Zach Woods (Matt Spencer) & Rebecca Front (Karen Kelly)
 
Avenue 5’te sizi çeken ne oldu?
RE: Armando’dan telefon almak her zaman büyük bir heyecandır. Bıraktığı mesaj şöyleydi: “Bir şey yapacağım, uzayda geçiyor. Gelip oynamak ister misin?” Menajerimi arayıp dedim ki: “Bu arada bunu yapacağım. Ne zaman, hiç bilmiyorum. Önümüzdeki on yıl içinde herhangi bir zaman olabilir, ama yapacağım.” Armando’yla çalışıyorsanız, iyi bir şey olacağını bilirsiniz.
 
ZW: Armando ilk sinema işimi bana veren kişi, In The Loop’ta (2009). Daha önce hiç filmde oynamamıştım, minnet ve heyecanla Londra’da yürüdüğümü hatırlıyorum, çok güzeldi. Senaryonun ilk taslağını gönderdi, hoşuma giden ilk şeylerden biri, korkusuzluğuydu. Onunla bu konuyu ilk konuştuğumda, yüzünde şeytani bir gülümseme belirdi. Çok hızlı ve tuhaf ilerliyor, bir dizinin geleneksel hızı bir kenara bıraktığını görmek heyecan verici. Ayrıca The Thick of It’i izlemiştim ve Rebecca Font’un büyük hayranıyım. Birine uzaktan hayran olup sonra onunla karşılıklı oynayabilmek çok heyecan verici.
 
• Armando Iannucci’yle çalışmak nasıldı?
ZW: Ne istediği konusunda inanılmaz net ama bu süreçte ortak çalışma taraftarı.  Neyi sevip neyi sevmediği konusunda kararsızlığı yok, herkesi dahil ediyor. Kendini emin ellerde gibi hissediyorsun.
 
RF: Bu çok doğru. İnanılmaz iyi bir adam, herkesin önerilerine açık. “Şu anda fikrimi söylememeliyim, çünkü herhalde aptalca görünür” diyen bir insanım, ama Armando’yla çalışırken hiç böyle hissetmiyorum. Her zaman seni dinleyeceğini biliyorsun. Hiçbir şey yüzüne vurulmuyor.
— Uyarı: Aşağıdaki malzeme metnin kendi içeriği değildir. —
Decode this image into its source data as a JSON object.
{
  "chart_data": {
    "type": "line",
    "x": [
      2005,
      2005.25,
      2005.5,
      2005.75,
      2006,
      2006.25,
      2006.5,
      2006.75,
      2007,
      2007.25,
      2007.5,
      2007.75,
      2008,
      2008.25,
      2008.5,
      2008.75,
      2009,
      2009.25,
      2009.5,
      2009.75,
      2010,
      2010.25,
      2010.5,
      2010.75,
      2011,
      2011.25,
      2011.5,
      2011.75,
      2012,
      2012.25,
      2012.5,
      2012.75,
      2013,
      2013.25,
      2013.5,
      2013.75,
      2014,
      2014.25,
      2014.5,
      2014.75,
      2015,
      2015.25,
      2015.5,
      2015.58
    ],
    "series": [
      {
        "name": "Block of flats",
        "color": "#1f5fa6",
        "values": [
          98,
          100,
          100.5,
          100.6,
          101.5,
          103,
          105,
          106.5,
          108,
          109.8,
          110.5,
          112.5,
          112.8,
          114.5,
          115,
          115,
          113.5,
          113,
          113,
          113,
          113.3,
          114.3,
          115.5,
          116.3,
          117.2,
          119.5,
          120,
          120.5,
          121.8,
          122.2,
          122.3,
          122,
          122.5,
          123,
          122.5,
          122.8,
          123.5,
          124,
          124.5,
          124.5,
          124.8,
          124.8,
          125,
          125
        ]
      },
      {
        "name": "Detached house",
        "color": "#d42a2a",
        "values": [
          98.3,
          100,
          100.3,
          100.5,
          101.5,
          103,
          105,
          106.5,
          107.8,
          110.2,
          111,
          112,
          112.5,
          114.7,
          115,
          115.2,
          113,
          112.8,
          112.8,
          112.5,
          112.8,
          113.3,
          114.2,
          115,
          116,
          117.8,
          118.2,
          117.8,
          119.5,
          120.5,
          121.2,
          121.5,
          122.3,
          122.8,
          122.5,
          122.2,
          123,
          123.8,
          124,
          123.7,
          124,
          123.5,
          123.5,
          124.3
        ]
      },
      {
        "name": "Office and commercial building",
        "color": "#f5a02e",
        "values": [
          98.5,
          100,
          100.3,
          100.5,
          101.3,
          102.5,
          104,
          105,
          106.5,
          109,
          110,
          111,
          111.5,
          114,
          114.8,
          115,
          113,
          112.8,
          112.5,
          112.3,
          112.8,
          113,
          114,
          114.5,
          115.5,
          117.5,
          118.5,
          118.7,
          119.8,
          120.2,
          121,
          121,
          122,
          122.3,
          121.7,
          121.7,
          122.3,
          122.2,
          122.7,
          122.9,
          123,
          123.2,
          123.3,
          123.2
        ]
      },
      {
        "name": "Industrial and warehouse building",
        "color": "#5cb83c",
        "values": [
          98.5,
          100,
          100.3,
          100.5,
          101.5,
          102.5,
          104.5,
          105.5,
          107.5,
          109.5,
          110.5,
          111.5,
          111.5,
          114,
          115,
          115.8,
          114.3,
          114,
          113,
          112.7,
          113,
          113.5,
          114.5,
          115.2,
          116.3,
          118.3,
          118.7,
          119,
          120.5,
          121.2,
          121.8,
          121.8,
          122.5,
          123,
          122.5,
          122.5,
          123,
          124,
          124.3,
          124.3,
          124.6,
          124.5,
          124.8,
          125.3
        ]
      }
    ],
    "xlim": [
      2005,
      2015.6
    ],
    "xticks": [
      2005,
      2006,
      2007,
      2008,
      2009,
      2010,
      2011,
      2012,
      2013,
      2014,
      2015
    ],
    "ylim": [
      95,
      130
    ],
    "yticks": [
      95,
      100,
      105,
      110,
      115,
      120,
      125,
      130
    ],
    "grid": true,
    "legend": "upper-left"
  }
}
Heyecan dolu bir ortam. Provaların ilk aşamalarında şunu fark ettik, içinde yer almadığımız bir sahne olsa da, birbirimizi izlemek istiyoruz. İnsanların çalışma şeklini izleyerek çok şey öğreniyorsun.
 
ZW: Bir gün prova yapıyorduk ve bir şey olmadı, sahne tam olmadı. Armando durdu ve bir süre sessiz kaldı. Sadece oturup düşündü. Bir oyuncu olarak böyle bir özgüven karşısında emin ellerde olduğunuzu hissediyorsunuz. Her zaman cevap arayarak esip gürlemekle değil, belirsizlik içinde oturup bilmeyerek, sonra bularak.
 
• Karakteriniz hakkında ne anlatabilirsiniz?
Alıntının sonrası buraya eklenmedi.